TikTok’s iOS app’s in-app browser was found to be injecting code that could allow the app to monitor all keyboard input and taps, also known as keylogging.

The revelation comes after developer Felix Krause ran independent privacy research as part of the development process for InAppBrowser.com, a tool to list JavaScript commands executed by an iOS app rendering a web page. Note that the tool doesn’t necessarily pick up all JavaScript commands being run nor can it detect any tracking done using native code inside the app. 

Krause also published a report last week highlighting how Facebook and Instagram’s in-app browsers have the potential to track users. The findings about TikTok came later as the developer was testing his new tool to compare seven major iOS apps’ in-app browsers. TikTok seems to have taken the crown when it comes to concerning behaviour. 

According to Krause’s tool, TikTok’s iOS app subscribes to every keystroke or text input that takes place on third-party websites that are rendered inside the app. This can include passwords, credit card information and other sensitive user data the user types. 

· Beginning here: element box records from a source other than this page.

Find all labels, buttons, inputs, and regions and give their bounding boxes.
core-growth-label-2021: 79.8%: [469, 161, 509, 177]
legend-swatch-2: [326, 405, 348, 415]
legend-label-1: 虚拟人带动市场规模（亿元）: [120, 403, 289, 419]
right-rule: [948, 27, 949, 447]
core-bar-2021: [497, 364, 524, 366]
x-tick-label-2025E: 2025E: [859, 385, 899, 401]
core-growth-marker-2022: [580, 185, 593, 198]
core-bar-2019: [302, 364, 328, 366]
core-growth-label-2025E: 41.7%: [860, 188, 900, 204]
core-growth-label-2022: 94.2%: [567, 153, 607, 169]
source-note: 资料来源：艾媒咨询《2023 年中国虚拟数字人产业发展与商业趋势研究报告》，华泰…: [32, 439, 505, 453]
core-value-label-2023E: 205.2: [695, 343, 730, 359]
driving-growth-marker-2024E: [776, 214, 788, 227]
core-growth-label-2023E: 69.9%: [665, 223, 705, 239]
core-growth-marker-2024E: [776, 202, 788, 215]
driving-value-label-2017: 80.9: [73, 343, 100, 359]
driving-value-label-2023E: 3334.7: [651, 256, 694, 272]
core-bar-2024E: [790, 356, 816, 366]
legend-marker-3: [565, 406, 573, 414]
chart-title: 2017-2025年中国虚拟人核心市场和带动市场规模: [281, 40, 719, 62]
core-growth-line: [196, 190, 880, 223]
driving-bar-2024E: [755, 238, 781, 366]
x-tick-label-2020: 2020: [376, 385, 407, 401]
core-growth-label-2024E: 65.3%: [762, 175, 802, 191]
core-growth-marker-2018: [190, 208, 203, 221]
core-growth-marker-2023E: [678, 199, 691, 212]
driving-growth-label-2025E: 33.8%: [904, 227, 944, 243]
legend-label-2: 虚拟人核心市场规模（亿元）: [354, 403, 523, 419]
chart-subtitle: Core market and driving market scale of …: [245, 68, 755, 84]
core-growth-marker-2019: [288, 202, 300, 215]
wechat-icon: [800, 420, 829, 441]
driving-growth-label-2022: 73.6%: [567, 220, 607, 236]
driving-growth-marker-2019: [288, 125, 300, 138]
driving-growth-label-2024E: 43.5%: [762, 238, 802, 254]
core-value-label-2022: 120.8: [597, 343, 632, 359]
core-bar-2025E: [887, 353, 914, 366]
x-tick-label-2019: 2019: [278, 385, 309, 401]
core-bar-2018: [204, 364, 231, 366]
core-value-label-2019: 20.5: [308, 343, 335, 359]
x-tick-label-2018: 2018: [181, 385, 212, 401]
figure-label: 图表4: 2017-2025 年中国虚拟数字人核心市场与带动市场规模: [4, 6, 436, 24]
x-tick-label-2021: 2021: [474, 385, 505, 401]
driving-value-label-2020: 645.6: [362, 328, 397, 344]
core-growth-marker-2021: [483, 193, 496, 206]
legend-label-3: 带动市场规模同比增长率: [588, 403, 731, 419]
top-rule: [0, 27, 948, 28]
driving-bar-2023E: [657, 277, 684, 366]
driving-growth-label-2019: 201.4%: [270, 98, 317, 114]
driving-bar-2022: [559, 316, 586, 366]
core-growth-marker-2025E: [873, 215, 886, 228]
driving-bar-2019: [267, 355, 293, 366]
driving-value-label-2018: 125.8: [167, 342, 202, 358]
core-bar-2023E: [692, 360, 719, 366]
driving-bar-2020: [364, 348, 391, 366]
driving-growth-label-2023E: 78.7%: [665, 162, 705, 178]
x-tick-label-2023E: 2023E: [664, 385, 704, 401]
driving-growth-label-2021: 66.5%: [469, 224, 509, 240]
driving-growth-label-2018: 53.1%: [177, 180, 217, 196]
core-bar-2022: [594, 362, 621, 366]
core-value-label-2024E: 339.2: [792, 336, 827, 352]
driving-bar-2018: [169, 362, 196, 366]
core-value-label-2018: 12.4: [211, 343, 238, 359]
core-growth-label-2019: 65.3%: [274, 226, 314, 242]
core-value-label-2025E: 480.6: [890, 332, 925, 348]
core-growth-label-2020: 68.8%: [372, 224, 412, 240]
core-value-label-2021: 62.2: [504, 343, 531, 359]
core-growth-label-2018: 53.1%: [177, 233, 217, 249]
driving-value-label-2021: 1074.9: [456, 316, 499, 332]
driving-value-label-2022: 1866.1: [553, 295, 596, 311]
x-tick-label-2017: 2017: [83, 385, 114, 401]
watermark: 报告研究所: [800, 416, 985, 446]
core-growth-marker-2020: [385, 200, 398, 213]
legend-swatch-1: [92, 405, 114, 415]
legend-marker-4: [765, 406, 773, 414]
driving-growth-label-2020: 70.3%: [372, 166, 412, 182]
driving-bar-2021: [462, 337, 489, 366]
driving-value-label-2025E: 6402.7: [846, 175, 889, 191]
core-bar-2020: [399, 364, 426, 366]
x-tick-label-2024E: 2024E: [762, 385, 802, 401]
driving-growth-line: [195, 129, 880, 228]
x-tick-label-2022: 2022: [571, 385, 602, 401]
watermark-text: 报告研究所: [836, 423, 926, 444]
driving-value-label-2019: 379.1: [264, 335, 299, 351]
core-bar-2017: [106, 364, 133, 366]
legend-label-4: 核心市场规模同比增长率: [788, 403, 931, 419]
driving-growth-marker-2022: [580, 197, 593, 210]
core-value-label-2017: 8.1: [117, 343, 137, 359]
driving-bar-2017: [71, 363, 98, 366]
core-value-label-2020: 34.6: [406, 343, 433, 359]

Update [20/08/22]: TikTok has responded to Krause’s warnings stating that the report’s findings about the app are “incorrect and misleading”. They reiterated the fact that Krause himself stated in his report that there’s no way to tell what kind of data TikTok’s in-app browser is collecting and whether or not the inserted JavaScript is actually being used for malicious purposes.

The company claims that this code is solely being used for debugging, troubleshooting and performance monitoring.

A screenshot from the TikTok app’s in-app browser running Krause’s tool. | Source: Felix Krause

While we don’t know what TikTok does with this data, this is similar to installing a keylogger for third-party websites. Krause also pointed out that just because TikTok is subscribing to every keystroke, that doesn’t necessarily mean it’s doing something malicious with its access. That said, there’s no way for outsiders to know for sure what kind of data is being collected, how the data collection works and how it’s being transferred and used.

Other apps included in the research were Facebook. Messenger, Instagram, Amazon, Snapchat and Robinhood. Out of these seven apps, only TikTok doesn’t give the user an option to open an external link in the phone’s default browser. 

Meta-owned apps. Facebook, Messenger and Instagram injected JavaScript code to modify the page and fetch metadata while Amazon only used JavaScript to fetch metadata. Snapchat and Robinhood were the safest of the bunch with the in-app browsers not injecting any JavaScript at all.